Datcher almost landed himself in the same boat, despite his lofty vision of fatherhood. A good student who immersed himself in black culture at the University of California at Berkeley and went to graduate school at UCLA, he nearly became the kind of man he despised.
When a casual grad-school girlfriend told him she was pregnant seven years ago and that he was the father, Datcher, by then in his mid-20s and attending UCLA, lost it. He withdrew from friends, school and his girlfriend.
He'd spend whole days in his L.A. apartment numbing his disillusionment and anger with malt liquor and gin. The picket fence was falling down around him.
"It's official now," Datcher writes, reflecting on the day the news really hit him. "My dream is dead. A woman I do not love is having my baby. I'm going to be just like every other (expletive). A stereotype, making black babies out of wedlock. I hate myself."
The baby girl was born in 1994; a blood test in 1995 revealed that Datcher was not the father after all. The news was disconcerting.
But Datcher would have a second chance to fulfill his dream.
He went on to meet and marry a fellow writer, Jenoyne Adams, who has joined him on several tour stops to promote her own first novel, "Resurrecting Mingus."
Datcher seems to have found his soulmate, someone just as intellectual and opinionated as he.
She is "someone who can deal with me, quite frankly," he jokes.
He has discovered - surprise, surprise - that marriage is hard work.
"Even when I'm exhausted, I have to keep in mind that she has needs, too," he said. "The requirement of personal sacrifice when you're trying to make a marriage work is at a really high level."
Datcher also is nurturing a writers workshop he started in a mostly black section of L.A.
Every Saturday at 7 a.m. when he's at home, Datcher takes a group of three black men from the workshop to the beach. There they hold hands in a circle, pray, read Bible verses aloud and bare their souls.
"People walk by and think we're crazy, you know - four black men with baseball caps and all of that," Datcher said. Datcher says the group allows him to share with black men in a way that he missed out on as a child, when there was no male figure at home.
But is "Raising Fences" only for black men? Datcher says no.

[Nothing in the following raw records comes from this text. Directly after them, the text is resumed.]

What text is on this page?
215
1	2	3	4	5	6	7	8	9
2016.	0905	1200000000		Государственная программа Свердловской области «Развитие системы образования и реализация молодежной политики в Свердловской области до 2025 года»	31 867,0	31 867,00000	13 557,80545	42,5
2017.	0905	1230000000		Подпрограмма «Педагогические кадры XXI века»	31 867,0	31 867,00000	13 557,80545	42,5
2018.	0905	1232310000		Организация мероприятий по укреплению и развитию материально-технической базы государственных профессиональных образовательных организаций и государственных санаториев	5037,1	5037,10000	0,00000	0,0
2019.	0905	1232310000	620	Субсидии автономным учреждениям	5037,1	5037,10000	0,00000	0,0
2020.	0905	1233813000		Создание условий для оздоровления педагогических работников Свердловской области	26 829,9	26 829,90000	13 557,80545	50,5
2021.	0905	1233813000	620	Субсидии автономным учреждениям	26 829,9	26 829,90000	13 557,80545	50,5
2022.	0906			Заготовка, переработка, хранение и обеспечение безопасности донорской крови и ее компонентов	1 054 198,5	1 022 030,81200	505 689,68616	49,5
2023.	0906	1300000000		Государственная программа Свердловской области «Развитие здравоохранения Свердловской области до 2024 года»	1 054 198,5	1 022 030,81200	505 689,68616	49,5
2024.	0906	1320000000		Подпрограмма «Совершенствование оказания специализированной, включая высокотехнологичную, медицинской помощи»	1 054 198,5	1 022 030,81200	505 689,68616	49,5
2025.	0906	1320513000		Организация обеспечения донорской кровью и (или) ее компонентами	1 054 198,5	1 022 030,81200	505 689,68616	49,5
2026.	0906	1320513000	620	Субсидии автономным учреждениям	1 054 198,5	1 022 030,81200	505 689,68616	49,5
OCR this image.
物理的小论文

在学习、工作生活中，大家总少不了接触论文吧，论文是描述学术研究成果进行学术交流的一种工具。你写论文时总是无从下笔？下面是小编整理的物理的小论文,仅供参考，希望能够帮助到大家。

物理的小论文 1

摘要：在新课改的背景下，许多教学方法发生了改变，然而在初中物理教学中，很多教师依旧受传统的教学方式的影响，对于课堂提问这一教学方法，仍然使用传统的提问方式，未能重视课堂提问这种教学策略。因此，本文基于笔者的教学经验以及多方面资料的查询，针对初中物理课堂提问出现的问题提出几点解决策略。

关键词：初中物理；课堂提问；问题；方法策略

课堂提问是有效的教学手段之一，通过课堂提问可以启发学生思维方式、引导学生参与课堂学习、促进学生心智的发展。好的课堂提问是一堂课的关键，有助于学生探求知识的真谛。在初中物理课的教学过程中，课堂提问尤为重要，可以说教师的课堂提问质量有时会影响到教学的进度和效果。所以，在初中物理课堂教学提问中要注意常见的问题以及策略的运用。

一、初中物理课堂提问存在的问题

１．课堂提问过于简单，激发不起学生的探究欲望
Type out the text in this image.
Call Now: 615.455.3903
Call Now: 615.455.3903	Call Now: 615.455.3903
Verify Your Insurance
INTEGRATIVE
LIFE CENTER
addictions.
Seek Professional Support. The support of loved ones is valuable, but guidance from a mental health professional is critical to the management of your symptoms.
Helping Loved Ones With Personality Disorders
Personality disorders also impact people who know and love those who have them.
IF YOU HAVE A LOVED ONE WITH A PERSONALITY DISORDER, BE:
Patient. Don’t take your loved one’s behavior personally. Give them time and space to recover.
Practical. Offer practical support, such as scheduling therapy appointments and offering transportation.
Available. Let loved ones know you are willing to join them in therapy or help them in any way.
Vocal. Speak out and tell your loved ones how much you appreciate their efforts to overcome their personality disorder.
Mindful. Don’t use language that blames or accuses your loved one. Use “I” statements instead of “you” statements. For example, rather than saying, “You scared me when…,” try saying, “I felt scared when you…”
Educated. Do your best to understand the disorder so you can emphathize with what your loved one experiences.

"Although the book is about a black man, so many people of all races have issues with their fathers," he said. And everyone can relate to the dream of a perfect family.
In each city he visits, Datcher holds a more intimate reading and discussion at a local's home, inviting friends and friends of friends. This "Living Room Tour" is an effort to reach people who don't normally attend readings, he said.
When Datcher finishes the tour, he plans to finally build that picket fence from his fantasies. He and Adams recently moved into an "urban cabin" in Windsor Hills, south of L.A., a place that has wood floors and a lawn out front.
"It's almost surreal," Datcher said. "I've dreamed about this for such an incredibly long time. This is the place where the physical meets the symbolic."